好きって言ってよ ~先輩、溺愛しすぎですっ~

怖い! しつこい!



あたしはただうつむいて小走りにその人をやり過ごした。



心臓バクバクしちゃう…。



ナンパ? だよね。



怖いよ~…。



そのあと会った先輩にほっとした。



先輩に会うとどんなときでも嬉しくなっちゃう。



先輩と手を繋いで歩く。



先輩があたしの買い物したものを持とうとしてくれる。



それは先輩にあげるやつなので…。



あたしが持ちます…。



納得してなさそうな先輩に絶対持たせないようにした。



「分かった分かった、じゃあケーキだけ持つよ」

「じゃあお願いします…」



ケーキだけ渡すと先輩はにこっと笑ってそれを持ってくれた。



「そういえばさっきナンパ? みたいなのされました…。

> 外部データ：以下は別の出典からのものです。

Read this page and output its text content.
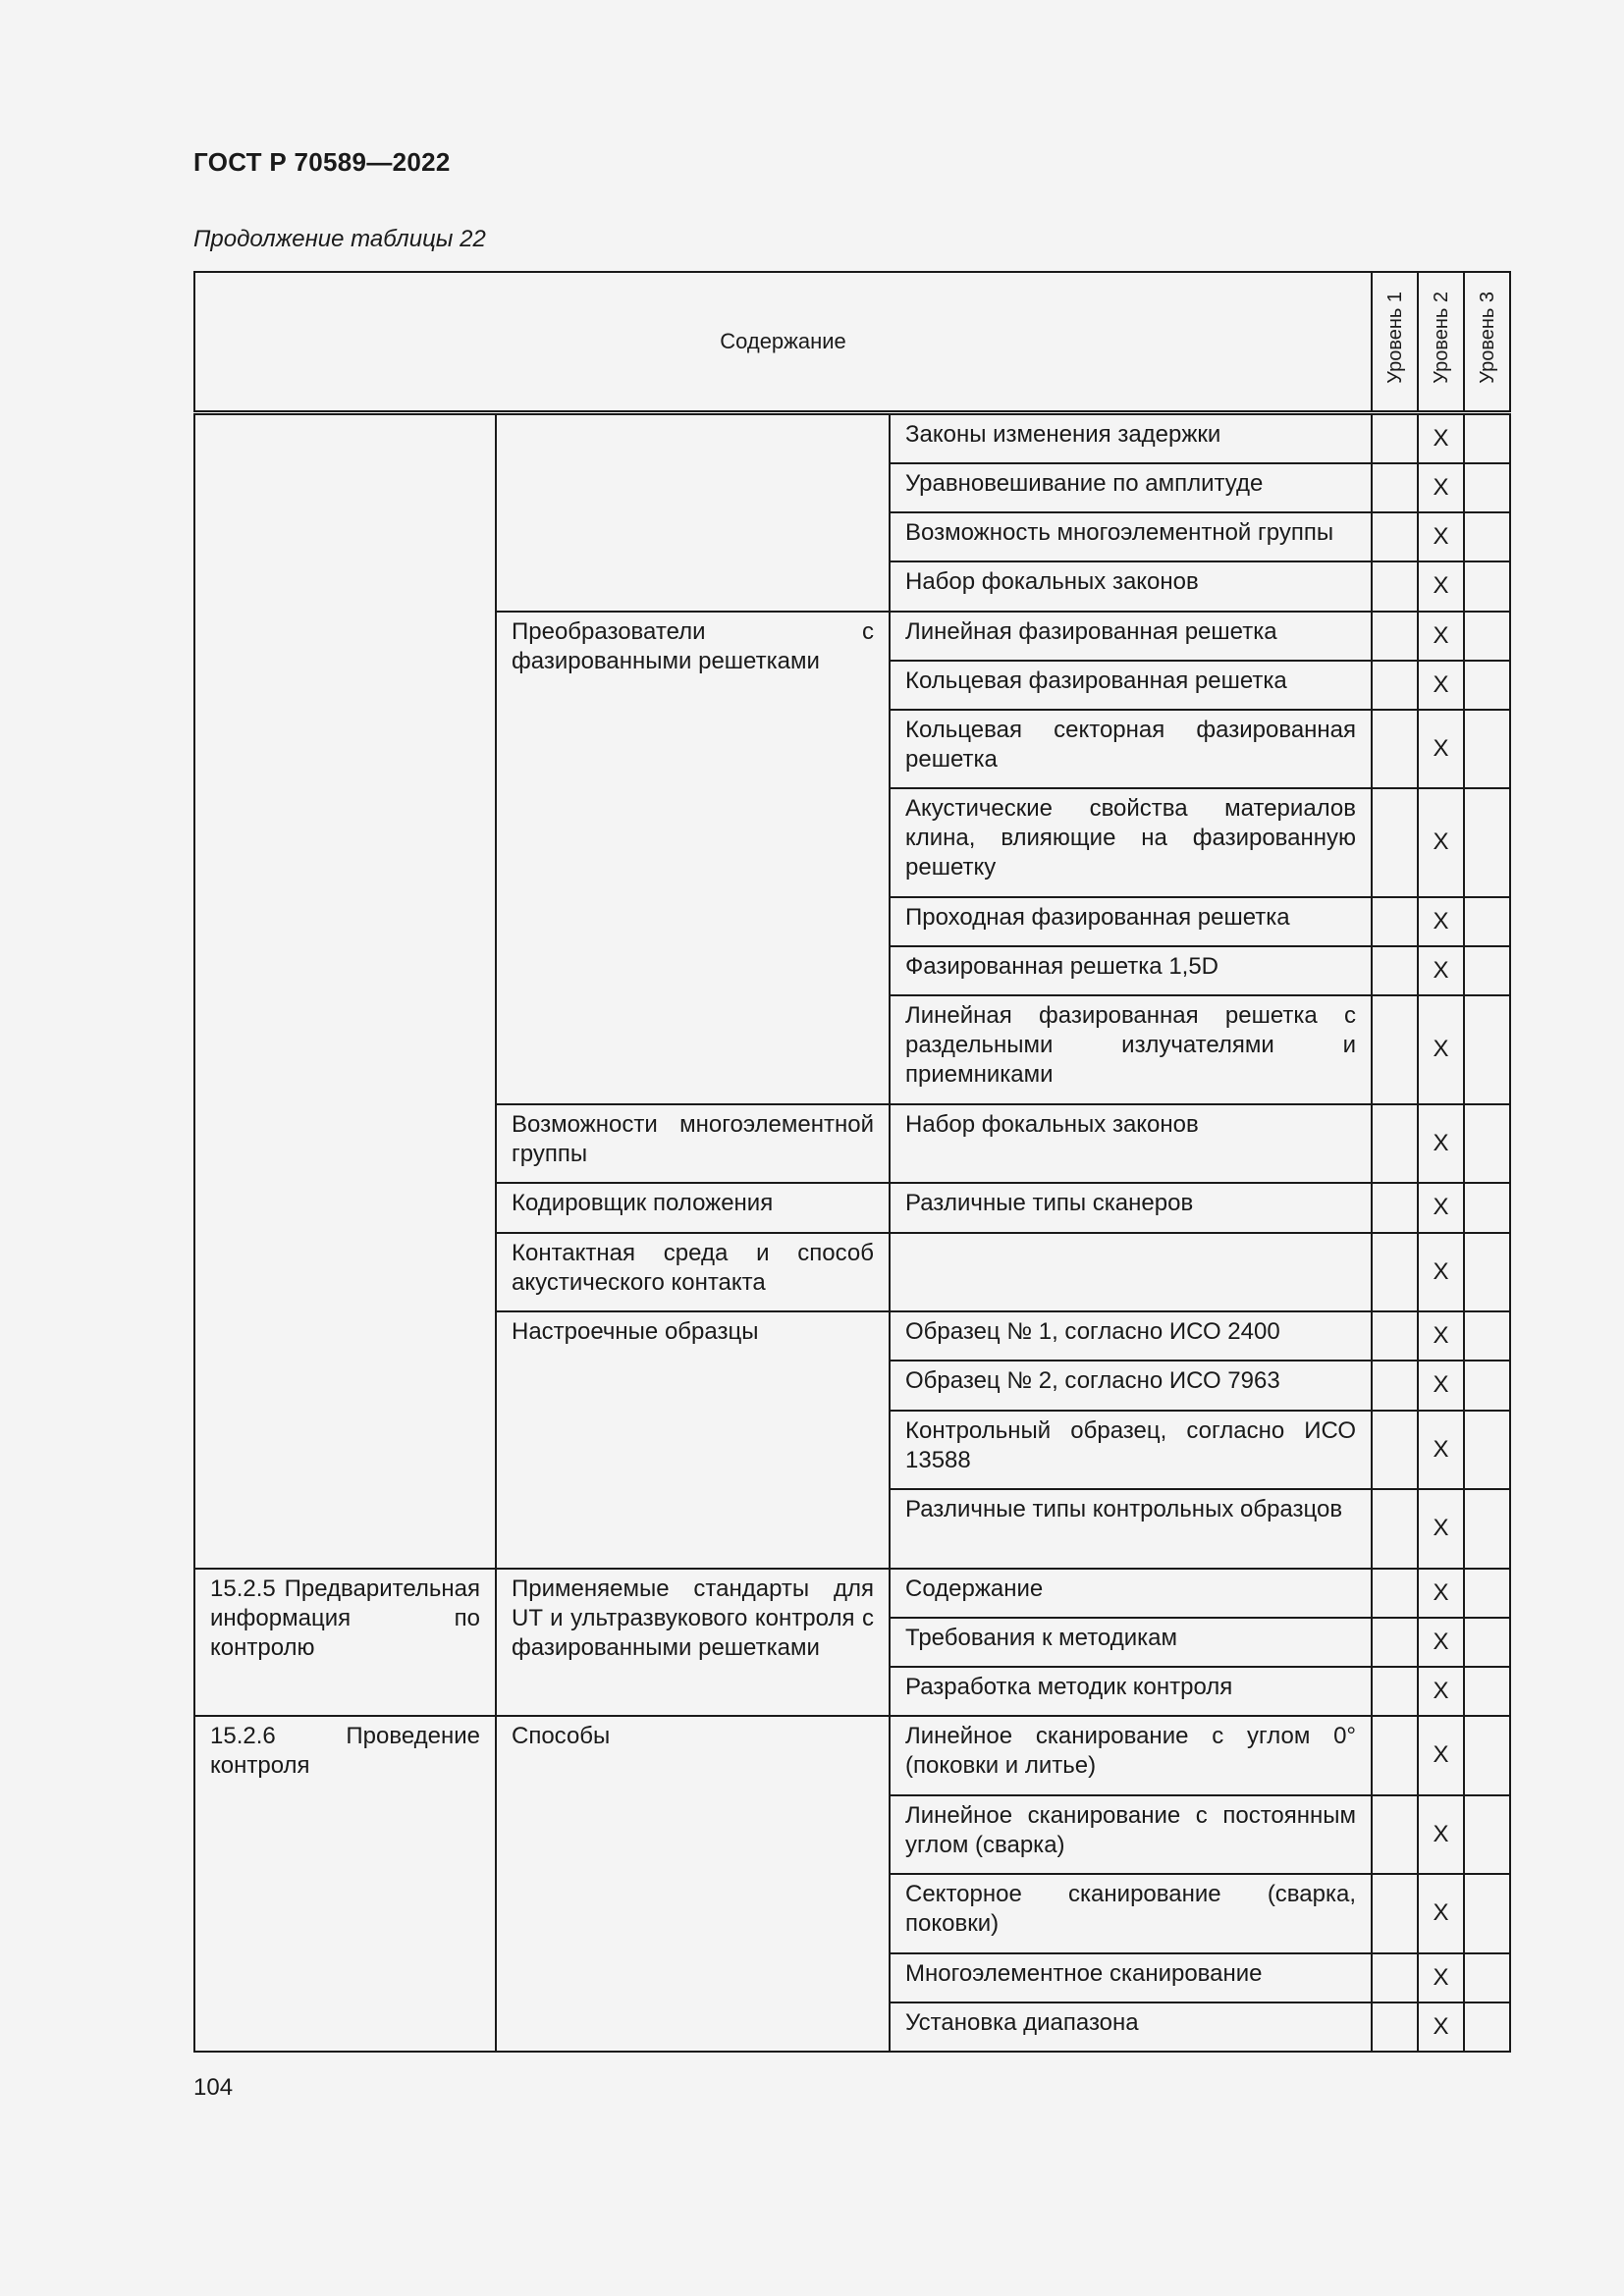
ГОСТ Р 70589—2022
Продолжение таблицы 22
Содержание			Уровень 1	Уровень 2	Уровень 3
		Законы изменения задержки		X	
		Уравновешивание по амплитуде		X	
		Возможность многоэлементной группы		X	
		Набор фокальных законов		X	
	Преобразователи с фазированными решетками	Линейная фазированная решетка		X	
		Кольцевая фазированная решетка		X	
		Кольцевая секторная фазированная решетка		X	
		Акустические свойства материалов клина, влияющие на фазированную решетку		X	
		Проходная фазированная решетка		X	
		Фазированная решетка 1,5D		X	
		Линейная фазированная решетка с раздельными излучателями и приемниками		X	
	Возможности многоэлементной группы	Набор фокальных законов		X	
	Кодировщик положения	Различные типы сканеров		X	
	Контактная среда и способ акустического контакта			X	
	Настроечные образцы	Образец № 1, согласно ИСО 2400		X	
		Образец № 2, согласно ИСО 7963		X	
		Контрольный образец, согласно ИСО 13588		X	
		Различные типы контрольных образцов		X	
15.2.5 Предварительная информация по контролю	Применяемые стандарты для UT и ультразвукового контроля с фазированными решетками	Содержание		X	
		Требования к методикам		X	
		Разработка методик контроля		X	
15.2.6 Проведение контроля	Способы	Линейное сканирование с углом 0° (поковки и литье)		X	
		Линейное сканирование с постоянным углом (сварка)		X	
		Секторное сканирование (сварка, поковки)		X	
		Многоэлементное сканирование		X	
		Установка диапазона		X	
104
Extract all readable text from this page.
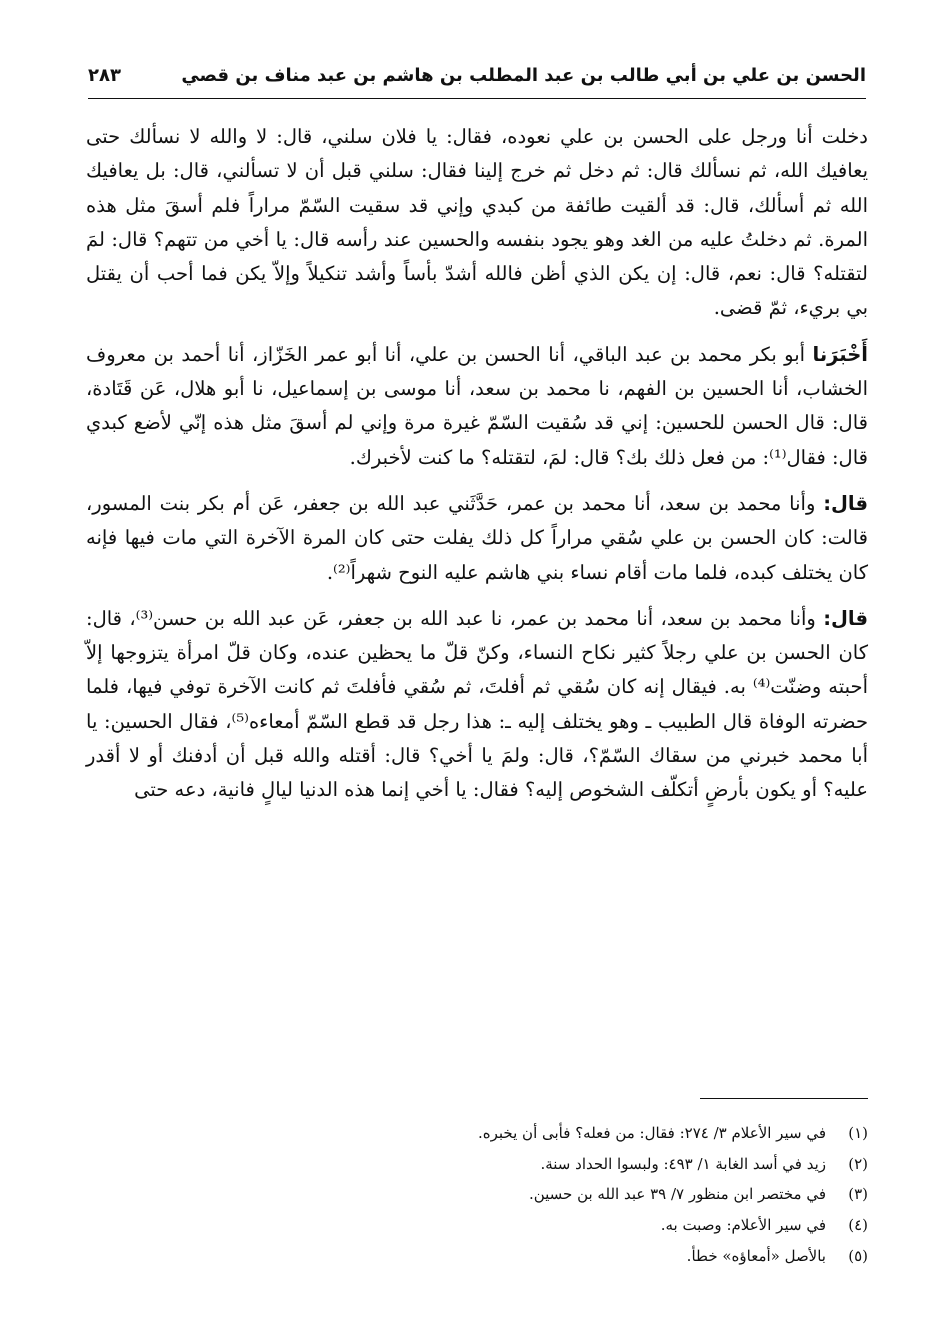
الحسن بن علي بن أبي طالب بن عبد المطلب بن هاشم بن عبد مناف بن قصي
٢٨٣

دخلت أنا ورجل على الحسن بن علي نعوده، فقال: يا فلان سلني، قال: لا والله لا نسألك حتى يعافيك الله، ثم نسألك قال: ثم دخل ثم خرج إلينا فقال: سلني قبل أن لا تسألني، قال: بل يعافيك الله ثم أسألك، قال: قد ألقيت طائفة من كبدي وإني قد سقيت السّمّ مراراً فلم أسقَ مثل هذه المرة. ثم دخلتُ عليه من الغد وهو يجود بنفسه والحسين عند رأسه قال: يا أخي من تتهم؟ قال: لمَ لتقتله؟ قال: نعم، قال: إن يكن الذي أظن فالله أشدّ بأساً وأشد تنكيلاً وإلاّ يكن فما أحب أن يقتل بي بريء، ثمّ قضى.

أَخْبَرَنا أبو بكر محمد بن عبد الباقي، أنا الحسن بن علي، أنا أبو عمر الخَزّاز، أنا أحمد بن معروف الخشاب، أنا الحسين بن الفهم، نا محمد بن سعد، أنا موسى بن إسماعيل، نا أبو هلال، عَن قَتَادة، قال: قال الحسن للحسين: إني قد سُقيت السّمّ غيرة مرة وإني لم أسقَ مثل هذه إنّي لأضع كبدي قال: فقال⁽¹⁾: من فعل ذلك بك؟ قال: لمَ، لتقتله؟ ما كنت لأخبرك.

قال: وأنا محمد بن سعد، أنا محمد بن عمر، حَدَّثَني عبد الله بن جعفر، عَن أم بكر بنت المسور، قالت: كان الحسن بن علي سُقي مراراً كل ذلك يفلت حتى كان المرة الآخرة التي مات فيها فإنه كان يختلف كبده، فلما مات أقام نساء بني هاشم عليه النوح شهراً⁽²⁾.

قال: وأنا محمد بن سعد، أنا محمد بن عمر، نا عبد الله بن جعفر، عَن عبد الله بن حسن⁽³⁾، قال: كان الحسن بن علي رجلاً كثير نكاح النساء، وكنّ قلّ ما يحظين عنده، وكان قلّ امرأة يتزوجها إلاّ أحبته وضنّت⁽⁴⁾ به. فيقال إنه كان سُقي ثم أفلتَ، ثم سُقي فأفلتَ ثم كانت الآخرة توفي فيها، فلما حضرته الوفاة قال الطبيب ـ وهو يختلف إليه ـ: هذا رجل قد قطع السّمّ أمعاءه⁽⁵⁾، فقال الحسين: يا أبا محمد خبرني من سقاك السّمّ؟، قال: ولمَ يا أخي؟ قال: أقتله والله قبل أن أدفنك أو لا أقدر عليه؟ أو يكون بأرضٍ أتكلّف الشخوص إليه؟ فقال: يا أخي إنما هذه الدنيا ليالٍ فانية، دعه حتى

(١)
في سير الأعلام ٣/ ٢٧٤: فقال: من فعله؟ فأبى أن يخبره.
(٢)
زيد في أسد الغابة ١/ ٤٩٣: ولبسوا الحداد سنة.
(٣)
في مختصر ابن منظور ٧/ ٣٩ عبد الله بن حسين.
(٤)
في سير الأعلام: وصبت به.
(٥)
بالأصل «أمعاؤه» خطأ.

怖かった…」

「え…大丈夫? 何もされてない?」

「何もされてないけど…しつこかった…」

「許せない…」



先輩が怒ってる…。



先輩が怒るなんて見たことないのに…。



「小糸ちゃんに怖い思いさせるなんてあり得ない」



そう言って怒ってくれる。



ああ…なんか嬉しいかも…。



あたしのためにあの優しい先輩が怒ってくれるんだ。



それだけで愛を感じちゃうのは単純かな。



でも嬉しいや…。



それから先輩の家に着いた。



家にはご家族もみんな揃ってて。



「お邪魔します」

「いらっしゃーい」



風里先輩がケーキを冷蔵庫にしまってからあたしを部屋に促した。